An illustration picture shows euro and US dollar banknotes and coins
India’s foreign exchange reserves at over $400 billion look great. But the portfolio flow-driven accumulation comes with a set of uncertainties and challenges.
So, economists and currency dealers are not betting on great usage of this wealth. What the reserves offer for now is improved import coverage of about 13 months, almost double the 2013 level of less than seven months. And, ammunition to arrest a rapid rupee slide if one is triggered, either by actions of the US Federal Reserve or geopolitical uncertainty.
However, even that would be limited and the Reserve Bank of India (RBI) will eventually have to let the rupee find its own level, experts say.
“Generally, reserves by itself do not mean much for the currency. It gives the comfort that the central bank has enough ammunition to intervene when flows reverse but will the RBI intervene in full force then is the question,” says Jayesh Mehta, head of treasury at Bank of America-Merrill Lynch.
It is important to remember that the reserves have been accumulated due to the central bank’s constant intervention in the market. So much so over the past year that currency dealers say the biggest buyer of the dollar in the market is the RBI, overshadowing the traditional big buyers, the oil marketing companies.
Year-to-date the central bank added a net $40 billion of reserves in its kitty. In the same period, between January till now, total portfolio flow, in both debt and equities, was Rs 1,74,224 crore or roughly $27.2 billion. Had the RBI not intervened in the market to buy dollars, the rupee would have reached 50-55 a dollar, wiping out India’s export competitiveness.
According to Hitendra Dave, HSBC’s head of global markets for India, dollar flows are unlikely to see a meaningful slowing in the near term and, therefore, the chance of rupee depreciation is less.
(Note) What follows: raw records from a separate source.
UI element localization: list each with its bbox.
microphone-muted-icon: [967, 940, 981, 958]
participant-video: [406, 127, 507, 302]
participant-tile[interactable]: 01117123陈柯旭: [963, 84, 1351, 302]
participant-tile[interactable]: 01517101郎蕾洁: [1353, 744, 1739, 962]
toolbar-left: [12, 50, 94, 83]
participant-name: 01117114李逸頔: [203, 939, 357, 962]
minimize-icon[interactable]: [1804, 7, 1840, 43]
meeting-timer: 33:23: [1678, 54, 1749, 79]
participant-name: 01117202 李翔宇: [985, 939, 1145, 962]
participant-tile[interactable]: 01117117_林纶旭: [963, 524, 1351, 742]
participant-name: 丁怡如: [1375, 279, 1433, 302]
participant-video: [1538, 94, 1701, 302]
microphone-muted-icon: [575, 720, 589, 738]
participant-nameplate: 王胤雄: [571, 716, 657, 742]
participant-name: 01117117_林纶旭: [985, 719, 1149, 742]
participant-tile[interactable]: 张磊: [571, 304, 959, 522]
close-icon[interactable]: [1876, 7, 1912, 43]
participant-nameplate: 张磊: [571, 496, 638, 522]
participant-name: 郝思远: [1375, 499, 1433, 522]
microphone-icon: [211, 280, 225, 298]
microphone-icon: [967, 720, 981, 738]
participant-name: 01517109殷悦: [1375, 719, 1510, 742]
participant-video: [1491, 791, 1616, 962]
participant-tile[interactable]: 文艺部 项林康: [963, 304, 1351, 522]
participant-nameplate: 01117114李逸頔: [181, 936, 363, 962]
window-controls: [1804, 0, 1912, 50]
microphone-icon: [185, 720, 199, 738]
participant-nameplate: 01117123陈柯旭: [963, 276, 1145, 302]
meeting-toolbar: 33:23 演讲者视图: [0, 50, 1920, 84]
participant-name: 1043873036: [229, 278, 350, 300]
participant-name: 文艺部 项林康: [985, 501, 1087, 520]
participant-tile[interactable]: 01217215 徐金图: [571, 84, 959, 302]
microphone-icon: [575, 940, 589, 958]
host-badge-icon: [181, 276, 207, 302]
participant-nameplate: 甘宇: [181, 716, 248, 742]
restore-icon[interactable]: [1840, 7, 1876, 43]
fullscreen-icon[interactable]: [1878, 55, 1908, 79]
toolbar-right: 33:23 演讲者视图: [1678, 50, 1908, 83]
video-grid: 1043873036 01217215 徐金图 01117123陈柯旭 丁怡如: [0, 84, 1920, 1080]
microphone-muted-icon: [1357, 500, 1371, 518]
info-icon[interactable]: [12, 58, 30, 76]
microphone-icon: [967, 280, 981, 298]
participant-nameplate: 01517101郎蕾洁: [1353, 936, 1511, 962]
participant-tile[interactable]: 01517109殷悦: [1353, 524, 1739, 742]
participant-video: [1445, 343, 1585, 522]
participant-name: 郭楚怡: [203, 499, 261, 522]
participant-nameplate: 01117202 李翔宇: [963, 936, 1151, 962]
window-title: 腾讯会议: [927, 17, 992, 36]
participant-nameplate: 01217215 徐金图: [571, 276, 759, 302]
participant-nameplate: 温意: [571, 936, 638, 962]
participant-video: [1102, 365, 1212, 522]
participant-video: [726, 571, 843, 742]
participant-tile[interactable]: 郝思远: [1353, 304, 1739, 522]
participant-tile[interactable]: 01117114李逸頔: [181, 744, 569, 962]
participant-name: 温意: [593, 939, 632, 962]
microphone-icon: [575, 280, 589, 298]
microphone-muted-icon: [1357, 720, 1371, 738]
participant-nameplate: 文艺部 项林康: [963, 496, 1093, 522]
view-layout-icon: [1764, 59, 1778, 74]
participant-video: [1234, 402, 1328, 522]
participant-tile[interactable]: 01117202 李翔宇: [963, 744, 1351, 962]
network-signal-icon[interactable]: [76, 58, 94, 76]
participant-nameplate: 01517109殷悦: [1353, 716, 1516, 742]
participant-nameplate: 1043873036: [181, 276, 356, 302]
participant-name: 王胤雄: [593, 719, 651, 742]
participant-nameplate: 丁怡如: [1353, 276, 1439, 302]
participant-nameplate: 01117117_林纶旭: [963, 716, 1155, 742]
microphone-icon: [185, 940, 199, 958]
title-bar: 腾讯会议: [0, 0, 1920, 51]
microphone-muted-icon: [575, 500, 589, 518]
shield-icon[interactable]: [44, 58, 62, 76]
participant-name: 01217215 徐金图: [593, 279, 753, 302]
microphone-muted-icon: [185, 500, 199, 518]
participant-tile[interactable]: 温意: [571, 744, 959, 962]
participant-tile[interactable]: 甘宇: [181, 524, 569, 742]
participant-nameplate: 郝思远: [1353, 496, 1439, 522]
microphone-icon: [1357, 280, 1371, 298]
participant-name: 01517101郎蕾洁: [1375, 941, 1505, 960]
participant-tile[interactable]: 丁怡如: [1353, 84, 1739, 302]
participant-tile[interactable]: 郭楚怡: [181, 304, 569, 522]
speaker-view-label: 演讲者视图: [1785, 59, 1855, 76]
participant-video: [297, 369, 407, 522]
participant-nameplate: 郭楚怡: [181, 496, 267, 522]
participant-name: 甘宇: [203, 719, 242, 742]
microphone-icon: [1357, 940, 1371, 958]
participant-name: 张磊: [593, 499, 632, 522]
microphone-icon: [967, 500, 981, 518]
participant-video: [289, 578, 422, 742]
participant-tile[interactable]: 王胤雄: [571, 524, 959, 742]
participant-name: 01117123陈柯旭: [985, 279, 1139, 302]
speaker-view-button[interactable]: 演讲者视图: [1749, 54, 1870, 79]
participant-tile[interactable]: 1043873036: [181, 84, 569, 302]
Besides, say currency dealers, if the central bank tries to actively depreciate the rupee, foreign investors would pour in more money, betting that they would be repatriating their investment at a time when the rupee would be stronger than their entry point. That would be a never-ending cycle for the central bank, at a time when global liquidity is awash and places to invest the money are fewer.
Hence, it is unlikely that the reserves could be used to soften the exchange rate. At a time when India is attracting good investor interest, the reserves would continue to rise and the rupee to strengthen.
A strong rupee helps bring down imported inflation, as well as reducing the external debt. At at a time when the central bank is pursuing an inflation targeting framework, a relatively strong rupee is in the interest of the central bank.
Generally, every country tries to accumulate enough of forex reserves to maintain a certain number of months’ import cover. However, that is also coming under more scrutiny. The International Monetary Fund (IMF) maintains that the appropriate level of reserves cannot be determined without reference to the capital account. There is a weak relation between reserves over imports and the occurrence or depth of crises, says IMF. Still, it is generally considered useful to measure reserves against some monetary aggregate and/or some measure of external debt.
But, there are debates on whether three months of import cover is a good indicator or, say, eight months. “There has been no study on the adequacy of forex reserves and import cover. We must also remember that it took about a decade for the RBI to increase its reserves by $100 billion,” says Soumya Kanti Ghosh, group chief economist at State Bank of India.
He says he doesn’t see much reason to be jubilant about the accumulation of forex. “No country in the world has managed to ward off a currency crisis based on the strength of their forex reserves,” he added.
Rather, contrarily, accumulation of reserves has come to the RBI at a steep cost. The central bank revealed in its report for 2016-17 that it earned a return of 0.8 per cent on its foreign currency assets, down from 1.29 per cent in 2015-16. Apart from that, the RBI is incurring a huge cost to sterilise the liquidity brought on by intervention.
When the RBI buys dollars, it creates an equivalent amount of rupee liquidity in the market, which again has to be sterilised by issuing special bonds offering six per cent interest to investors. The foreign funds are coming from countries that have near-zero per cent interest. Hence, the cost to the RBI is steep for building reserves through market intervention. It actually doesn’t make much of economic sense.
“How much of dollars can you buy? The whole world is running a carry trade; whoever buys the dollar is doing a reverse of the carry trade. It has a big cost,” said Hitendra Dave.
Says Saugata Bhattacharya, chief economist of Axis Bank: “Sterilising the intervention-led liquidity is a very costly enterprise. It eventually pushes up interest rates in the economy and at the same time, since RBI invests in low-return foreign currency assets, the cost turns out to be much more than the return.”